Amazon: We're Not Pursuing An OTT Pay-TV Service

Amazon denied a report claiming that the online retailing giant is exploring a virtualized pay-TV service that would be delivered over-the-top and offer a lineup of live TV channels that would compete with cable MSOs, telcos and satellite TV service providers.

The Wall Street Journal reported Tuesday that Amazon had contacted at least three big media companies about distribution and licensing deals for such a project, but warned that Amazon’s idea was in the “early stages” and may never see the light of day, noting that the company was still trying to nail down a business model for a virtual pay-TV offering.

Amazon was not immediately available for comment Tuesday afternoon, but this evening issued a statement to multiple media outlets, including USA Today and Variety, denying that it is working on such a service. "We continue to build selection for Prime Instant Video and create original shows at Amazon Studios, but we are not planning to license television channels or offer a pay-TV service," company spokesman Drew Herdener said in a statement.

In a 60 Minutes segment last month, Jeff Bezos sidestepped questions about Amazon’s rumored set-top box project, telling Charlie Rose to “stay tuned” regarding his company’s future device roadmap. 

Word of Amazon’s purported interest in developing a virtual MSO services comes soon after Intel Media punted on the idea because it believed it lacked the scale to pull off such a service on its own, instead opting to sell its “OnCue” assets to Verizon Communications. Sony announced at this month’s International CES that it plans to start testing a pay-TV offering in the U.S. later this year that will include live TV, VOD and DVR services.
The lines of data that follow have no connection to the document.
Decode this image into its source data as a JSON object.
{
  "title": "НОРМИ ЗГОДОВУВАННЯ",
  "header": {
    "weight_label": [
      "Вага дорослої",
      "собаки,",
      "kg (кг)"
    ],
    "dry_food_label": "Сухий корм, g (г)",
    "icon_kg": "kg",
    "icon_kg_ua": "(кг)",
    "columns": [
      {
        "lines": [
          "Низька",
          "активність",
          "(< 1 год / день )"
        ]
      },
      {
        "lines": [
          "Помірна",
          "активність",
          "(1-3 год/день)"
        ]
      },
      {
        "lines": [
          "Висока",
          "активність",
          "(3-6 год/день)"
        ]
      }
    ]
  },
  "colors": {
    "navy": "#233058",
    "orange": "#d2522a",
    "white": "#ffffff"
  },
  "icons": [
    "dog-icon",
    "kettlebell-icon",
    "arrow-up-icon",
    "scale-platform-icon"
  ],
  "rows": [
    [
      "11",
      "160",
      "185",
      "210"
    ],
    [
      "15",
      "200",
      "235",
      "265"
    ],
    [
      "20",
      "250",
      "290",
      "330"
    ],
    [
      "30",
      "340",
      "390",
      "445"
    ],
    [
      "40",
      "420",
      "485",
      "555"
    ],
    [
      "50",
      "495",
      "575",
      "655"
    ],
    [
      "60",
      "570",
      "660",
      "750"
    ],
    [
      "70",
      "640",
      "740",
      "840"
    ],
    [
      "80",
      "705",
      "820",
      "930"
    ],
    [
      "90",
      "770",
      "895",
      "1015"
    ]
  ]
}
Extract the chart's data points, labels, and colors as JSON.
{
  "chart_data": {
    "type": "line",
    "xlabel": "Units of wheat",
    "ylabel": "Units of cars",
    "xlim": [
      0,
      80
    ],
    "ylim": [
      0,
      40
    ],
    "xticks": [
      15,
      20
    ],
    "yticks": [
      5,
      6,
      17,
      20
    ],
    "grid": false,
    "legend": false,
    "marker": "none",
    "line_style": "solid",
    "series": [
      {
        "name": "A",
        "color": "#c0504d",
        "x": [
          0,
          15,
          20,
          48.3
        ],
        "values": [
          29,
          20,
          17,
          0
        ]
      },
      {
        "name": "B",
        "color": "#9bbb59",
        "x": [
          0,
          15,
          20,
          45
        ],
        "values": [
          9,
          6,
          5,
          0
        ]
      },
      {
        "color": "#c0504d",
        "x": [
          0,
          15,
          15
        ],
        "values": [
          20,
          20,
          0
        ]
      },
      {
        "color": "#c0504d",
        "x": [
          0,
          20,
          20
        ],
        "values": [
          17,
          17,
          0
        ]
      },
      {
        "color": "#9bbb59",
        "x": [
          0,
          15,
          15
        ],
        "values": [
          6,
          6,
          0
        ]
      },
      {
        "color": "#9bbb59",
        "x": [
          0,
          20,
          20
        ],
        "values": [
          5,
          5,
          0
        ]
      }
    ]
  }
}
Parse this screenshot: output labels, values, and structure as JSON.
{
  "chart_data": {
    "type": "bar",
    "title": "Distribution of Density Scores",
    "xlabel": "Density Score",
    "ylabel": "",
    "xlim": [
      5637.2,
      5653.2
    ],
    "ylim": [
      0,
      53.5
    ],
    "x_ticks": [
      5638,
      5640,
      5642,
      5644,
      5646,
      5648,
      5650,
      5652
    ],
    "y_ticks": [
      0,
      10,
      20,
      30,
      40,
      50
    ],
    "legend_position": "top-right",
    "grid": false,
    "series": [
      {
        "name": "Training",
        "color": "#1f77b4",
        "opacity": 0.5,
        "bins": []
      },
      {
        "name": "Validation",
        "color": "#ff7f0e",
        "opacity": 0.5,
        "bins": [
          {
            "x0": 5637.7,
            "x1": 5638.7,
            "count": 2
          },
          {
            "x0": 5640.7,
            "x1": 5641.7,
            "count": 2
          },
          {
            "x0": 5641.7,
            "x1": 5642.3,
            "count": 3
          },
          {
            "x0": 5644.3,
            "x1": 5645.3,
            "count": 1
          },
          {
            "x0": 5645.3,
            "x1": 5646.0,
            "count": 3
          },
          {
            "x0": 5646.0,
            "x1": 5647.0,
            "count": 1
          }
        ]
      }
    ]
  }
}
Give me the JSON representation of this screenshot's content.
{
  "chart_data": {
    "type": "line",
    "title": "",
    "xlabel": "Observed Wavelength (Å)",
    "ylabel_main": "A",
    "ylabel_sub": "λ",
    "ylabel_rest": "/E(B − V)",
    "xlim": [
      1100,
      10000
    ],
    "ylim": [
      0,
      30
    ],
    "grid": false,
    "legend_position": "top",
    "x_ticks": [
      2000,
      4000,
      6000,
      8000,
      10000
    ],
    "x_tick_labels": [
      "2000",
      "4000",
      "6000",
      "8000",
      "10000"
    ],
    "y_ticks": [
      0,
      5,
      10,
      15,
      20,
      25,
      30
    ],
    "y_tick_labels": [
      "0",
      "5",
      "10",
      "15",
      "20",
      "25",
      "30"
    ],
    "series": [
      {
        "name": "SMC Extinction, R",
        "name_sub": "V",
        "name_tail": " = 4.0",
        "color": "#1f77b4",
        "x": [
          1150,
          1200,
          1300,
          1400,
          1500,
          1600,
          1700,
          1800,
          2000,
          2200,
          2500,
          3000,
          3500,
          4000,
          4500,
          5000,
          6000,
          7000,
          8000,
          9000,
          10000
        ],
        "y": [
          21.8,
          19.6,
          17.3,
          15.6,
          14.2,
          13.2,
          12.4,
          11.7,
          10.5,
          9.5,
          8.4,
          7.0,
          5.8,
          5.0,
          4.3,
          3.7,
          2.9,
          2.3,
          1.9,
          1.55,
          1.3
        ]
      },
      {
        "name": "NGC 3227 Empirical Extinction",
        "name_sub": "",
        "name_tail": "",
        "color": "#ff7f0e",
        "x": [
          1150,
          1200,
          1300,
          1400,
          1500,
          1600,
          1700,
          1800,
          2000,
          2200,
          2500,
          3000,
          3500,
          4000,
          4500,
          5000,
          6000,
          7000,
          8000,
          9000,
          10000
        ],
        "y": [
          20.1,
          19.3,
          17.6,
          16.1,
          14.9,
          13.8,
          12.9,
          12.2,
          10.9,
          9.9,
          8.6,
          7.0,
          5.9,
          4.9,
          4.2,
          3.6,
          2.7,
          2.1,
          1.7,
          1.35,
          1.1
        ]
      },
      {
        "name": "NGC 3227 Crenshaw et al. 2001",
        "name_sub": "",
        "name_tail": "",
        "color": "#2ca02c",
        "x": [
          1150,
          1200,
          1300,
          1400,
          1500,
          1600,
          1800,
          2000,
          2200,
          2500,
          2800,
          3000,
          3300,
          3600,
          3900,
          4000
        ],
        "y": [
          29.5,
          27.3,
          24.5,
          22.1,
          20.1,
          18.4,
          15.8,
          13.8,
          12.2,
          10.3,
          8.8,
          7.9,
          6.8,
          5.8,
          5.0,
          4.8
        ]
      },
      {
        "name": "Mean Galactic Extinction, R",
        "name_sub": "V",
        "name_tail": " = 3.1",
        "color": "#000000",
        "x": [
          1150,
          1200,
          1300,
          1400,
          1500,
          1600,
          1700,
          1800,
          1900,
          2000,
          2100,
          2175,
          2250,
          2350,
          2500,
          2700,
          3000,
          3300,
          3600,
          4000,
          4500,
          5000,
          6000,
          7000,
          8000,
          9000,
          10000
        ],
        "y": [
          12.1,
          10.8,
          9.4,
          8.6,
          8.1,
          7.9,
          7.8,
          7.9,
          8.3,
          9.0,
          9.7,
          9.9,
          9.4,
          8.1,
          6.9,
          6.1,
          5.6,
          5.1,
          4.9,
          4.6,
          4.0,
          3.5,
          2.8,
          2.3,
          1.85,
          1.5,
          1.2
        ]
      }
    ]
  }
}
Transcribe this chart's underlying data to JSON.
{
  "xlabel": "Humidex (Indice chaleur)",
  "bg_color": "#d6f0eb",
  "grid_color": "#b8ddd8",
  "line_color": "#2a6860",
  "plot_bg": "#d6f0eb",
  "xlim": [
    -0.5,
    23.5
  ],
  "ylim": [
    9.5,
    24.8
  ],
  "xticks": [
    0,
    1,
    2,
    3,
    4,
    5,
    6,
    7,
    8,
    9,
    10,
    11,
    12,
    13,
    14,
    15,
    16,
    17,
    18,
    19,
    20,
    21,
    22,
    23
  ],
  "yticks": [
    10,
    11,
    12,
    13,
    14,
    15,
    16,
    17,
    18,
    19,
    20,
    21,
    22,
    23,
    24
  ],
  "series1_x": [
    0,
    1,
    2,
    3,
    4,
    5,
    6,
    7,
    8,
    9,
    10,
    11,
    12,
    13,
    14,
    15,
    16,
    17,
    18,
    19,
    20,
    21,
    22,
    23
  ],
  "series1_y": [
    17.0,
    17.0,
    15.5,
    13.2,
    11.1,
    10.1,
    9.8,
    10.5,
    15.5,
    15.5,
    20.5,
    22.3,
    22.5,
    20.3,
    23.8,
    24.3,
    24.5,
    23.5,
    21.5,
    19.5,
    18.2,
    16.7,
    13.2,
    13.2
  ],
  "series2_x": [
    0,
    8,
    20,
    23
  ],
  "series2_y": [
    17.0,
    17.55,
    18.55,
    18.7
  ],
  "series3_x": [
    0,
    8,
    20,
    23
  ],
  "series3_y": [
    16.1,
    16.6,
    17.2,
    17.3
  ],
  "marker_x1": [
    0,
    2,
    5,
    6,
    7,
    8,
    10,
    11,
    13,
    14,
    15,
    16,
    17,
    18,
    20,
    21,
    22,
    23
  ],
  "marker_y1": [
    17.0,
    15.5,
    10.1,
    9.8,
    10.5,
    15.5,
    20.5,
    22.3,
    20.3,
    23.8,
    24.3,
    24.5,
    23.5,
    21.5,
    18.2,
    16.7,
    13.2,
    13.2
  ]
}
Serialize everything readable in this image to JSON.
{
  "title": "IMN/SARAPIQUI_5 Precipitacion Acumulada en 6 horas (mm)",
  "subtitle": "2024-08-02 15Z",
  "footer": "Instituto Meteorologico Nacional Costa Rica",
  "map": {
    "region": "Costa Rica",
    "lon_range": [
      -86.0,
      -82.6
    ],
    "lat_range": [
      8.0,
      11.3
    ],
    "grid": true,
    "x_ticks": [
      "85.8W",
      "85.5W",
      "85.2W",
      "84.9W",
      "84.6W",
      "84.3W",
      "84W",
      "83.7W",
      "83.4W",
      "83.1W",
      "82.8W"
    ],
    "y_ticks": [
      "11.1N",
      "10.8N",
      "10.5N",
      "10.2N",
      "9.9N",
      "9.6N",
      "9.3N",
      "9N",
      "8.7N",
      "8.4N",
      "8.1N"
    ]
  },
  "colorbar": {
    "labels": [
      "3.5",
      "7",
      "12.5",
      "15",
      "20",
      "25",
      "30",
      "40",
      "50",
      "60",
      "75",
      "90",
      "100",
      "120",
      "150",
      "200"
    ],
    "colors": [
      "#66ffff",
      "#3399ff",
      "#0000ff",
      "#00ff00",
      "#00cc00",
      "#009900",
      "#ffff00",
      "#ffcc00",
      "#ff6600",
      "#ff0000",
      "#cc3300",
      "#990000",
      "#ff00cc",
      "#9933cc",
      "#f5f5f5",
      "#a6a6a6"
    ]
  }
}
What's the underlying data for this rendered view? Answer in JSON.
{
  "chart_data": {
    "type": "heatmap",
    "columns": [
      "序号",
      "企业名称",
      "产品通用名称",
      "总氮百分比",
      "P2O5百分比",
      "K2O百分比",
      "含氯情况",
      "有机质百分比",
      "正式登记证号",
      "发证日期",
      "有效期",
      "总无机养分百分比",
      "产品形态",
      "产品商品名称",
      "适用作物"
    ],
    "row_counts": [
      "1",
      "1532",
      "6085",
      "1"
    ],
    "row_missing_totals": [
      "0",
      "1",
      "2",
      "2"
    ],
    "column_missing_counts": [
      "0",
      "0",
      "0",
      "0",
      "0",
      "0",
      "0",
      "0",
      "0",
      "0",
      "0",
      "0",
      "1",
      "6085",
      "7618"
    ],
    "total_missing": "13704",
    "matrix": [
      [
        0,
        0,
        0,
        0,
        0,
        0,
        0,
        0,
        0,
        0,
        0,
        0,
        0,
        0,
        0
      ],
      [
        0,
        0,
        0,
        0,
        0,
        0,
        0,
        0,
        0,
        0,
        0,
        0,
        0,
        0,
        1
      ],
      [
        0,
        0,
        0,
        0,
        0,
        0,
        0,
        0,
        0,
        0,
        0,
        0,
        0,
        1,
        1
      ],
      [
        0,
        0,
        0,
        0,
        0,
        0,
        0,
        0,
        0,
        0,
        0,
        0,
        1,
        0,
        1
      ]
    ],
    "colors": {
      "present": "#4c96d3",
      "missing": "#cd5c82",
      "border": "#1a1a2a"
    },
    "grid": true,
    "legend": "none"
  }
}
Google, meanwhile, has been rumored to be working on a virtual MSO service.

Although Amazon denied it is exploring an OTT TV service, some analysts believe the company, which already owns a cloud-based video architecture in the form of Amazon Web Services and access to a massive base of customers, has the elements required to launch, operate and maintain a low-margin, OTT video subscription service that can compete with traditional pay-TV providers.

“Today’s MVPDs (multichannel video programming distributors) are designed to generate a profit but there is ample room for new companies to run at a lower margin or in the case of AMZN price at cost to generate revenue from the sale of merchandise sold through the TV,” Janney Capital Markets analysts Tony Wible and Murali Sankar wrote in a research note issued last week, according to Variety.